Respira
Ontem,
perto da hora de dormir, já meio trôpega de sono, dei uma olhada rápida numa
prateleira onde guardo livros, e bati os olhos em um que há muito não reparava,
que li um tempo atrás e que deveria até ler de novo, chamado “O poder do agora”, de um autor que eu
gosto muito, que se chama Eckhart Tolle (o cara está vivo, tem várias palestras
legais dele no YouTube, recomendo).
Sempre
tive mania de encaixar minha vida numa linha do tempo meticulosamente
cronológica, e talvez por causa disso, já há um ano e meio, quase, fico me
perguntando como foram os dias que antecederam essa mudança tão drástica em
nossas vidas, impostas pelo distanciamento social, mas especialmente pelo
coronavírus, que infelizmente já levou tantas de nós.
Não
sei se posso dizer que fui avisada de que tudo isso aconteceria, ou até mesmo
preparada para enfrentar esse caos em que estamos mergulhadas, mas talvez
tenha. Em algum ponto, subjetivamente falando, acho que todas fomos. Não
acredito que seja por acaso que estejamos aqui, justamente agora. E nem acho
que fomos simplesmente lançadas, à nossa própria sorte.
No
final de 2019 comecei a ter “insônia”, mas não sei se posso chamar assim. Mais
ou menos por volta de outubro, novembro, passei a perder o sono muito, muito
cedo. Acordava às vezes super desperta às quatro e meia da manhã e não
conseguia mais dormir. Aí levantava e saía para andar (eu e a cã). Moro perto
de uma ciclovia, é plano e agradável para caminhadas. Teve dias que não era nem
cinco da manhã direito e a gente já tinha caminhado cinco, às vezes sete
quilômetros. E só não andava mais porque a Nani cansava, aí só de trazê-la em
casa me dava preguiça de sair de novo.
Meses
depois me enfurnei dentro de casa e cá estou, até então. Por sorte aquela
disposição toda foi embora, senão eu ia ficar frita (igual à vizinha que faz
caminhada na varanda). Aí penso “nossa, quem diria que isso tudo ia
acontecer?”. Hum... será que eu diria?
Quando
li “O poder do agora” a vida era outra, porque eu era outra também (e só assim
me encaixava naquela rotina. Que era uma delícia, mas que não me cabe mais). Na
ocasião, um dos meus discursos preferidos era justamente com relação ao
presente que é o agora – que é só o que nós temos, afinal de contas.

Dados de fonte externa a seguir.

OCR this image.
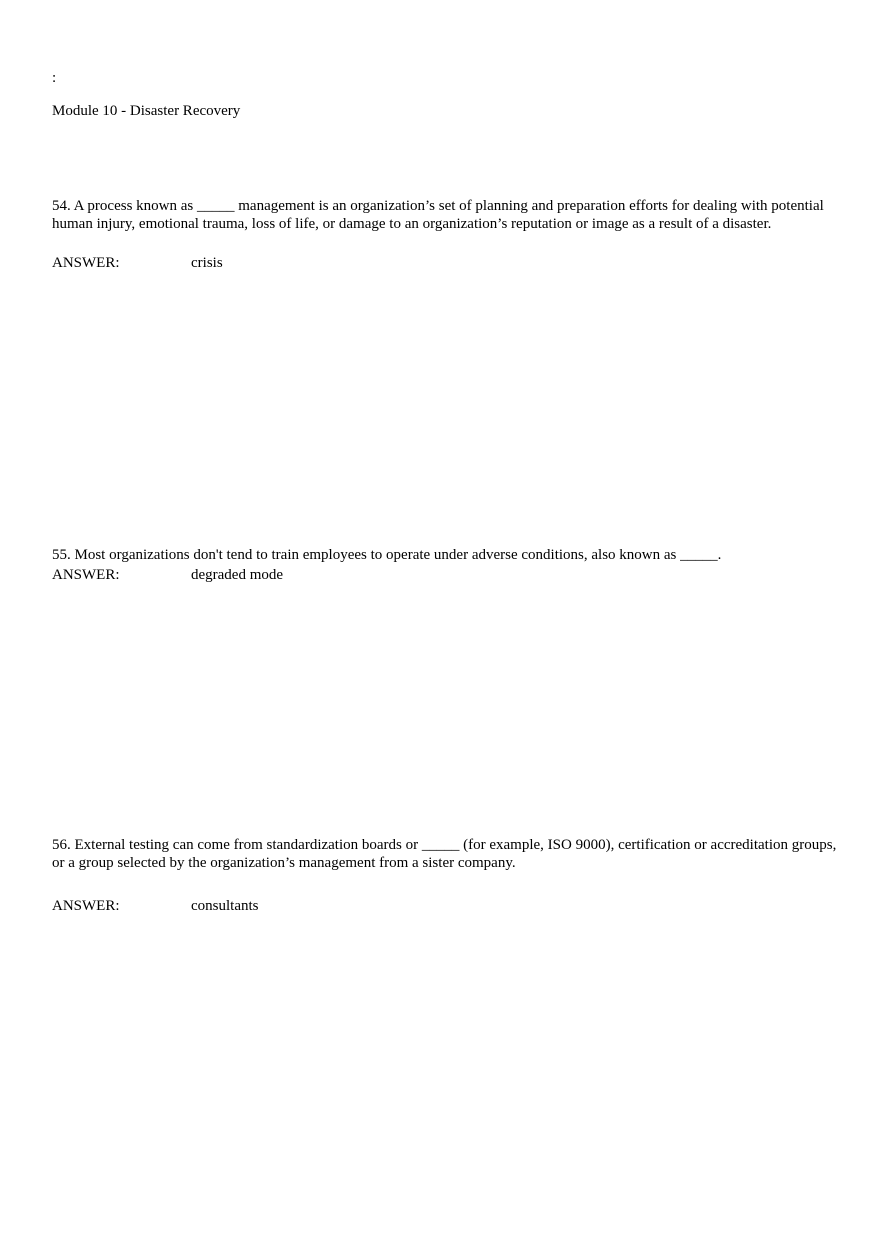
:
Module 10 - Disaster Recovery

54. A process known as _____ management is an organization’s set of planning and preparation efforts for dealing with potential human injury, emotional trauma, loss of life, or damage to an organization’s reputation or image as a result of a disaster.

ANSWER:	crisis

55. Most organizations don't tend to train employees to operate under adverse conditions, also known as _____.

ANSWER:	degraded mode

56. External testing can come from standardization boards or _____ (for example, ISO 9000), certification or accreditation groups, or a group selected by the organization’s management from a sister company.

ANSWER:	consultants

Entre meus
exemplos, eu dizia que a depressão é o excesso de ontem, e a ansiedade, o
excesso de amanhã. É só hoje que podemos fazer as coisas.
Só
que, tá. No discurso é sempre bonito, lindo e maravilhoso, e eu sempre fui
vítima das minhas palavras (falo e a vida testa. Ela diz: “ah, é, bonitinha?,
prova!”).
Há
meses me questiono se deveria tomar algum remédio, e minha batalha é porque, no
fundo, eu acho que está todo mundo fodido da cabeça (quem diz que não é quem
está pior), então não me convenço de que o remédio seria a solução. Aí no meio
do duelo me sinto mal porque procrastino cada dia mais, e porque deveria estar
escrevendo em vez de só ficar olhando para as árvores lá fora (que hoje estão
sob neblina e chuva. Um dia lindo, 15 graus).
Ontem
fui dormir e meus últimos pensamentos foram sobre o agora, o presente, essa
centelha de tempo em que podemos simplesmente enviar comandos para não surtar,
e fazermos exatamente o que nos faz bem. Não importa o que seja.
Parece
demagógico, né?
Acordei
hoje às 7h em ponto, alguns segundos antes de começar a chover, e vi a mensagem
que uma amiga tinha acabado de enviar. Ela se dizia preocupada, com o emocional
abalado, porque está com covid. Me compadeci, e fiquei pensando como estaria,
se fosse comigo. Aí me senti boba por ficar me condenando de não fazer
exatamente as coisas que preciso (por exemplo, trabalhar).
Às
vezes fico pensando que aquela inspiração toda que eu sentia no mundo
pré-apocalíptico se faz presente ainda agora, e os sinais ainda chegam, assim
como as mensagens, captadas só quando estou presente no agora, focada,
centrada, atenta. E a mensagem do dia diz: está tudo bem. Respira.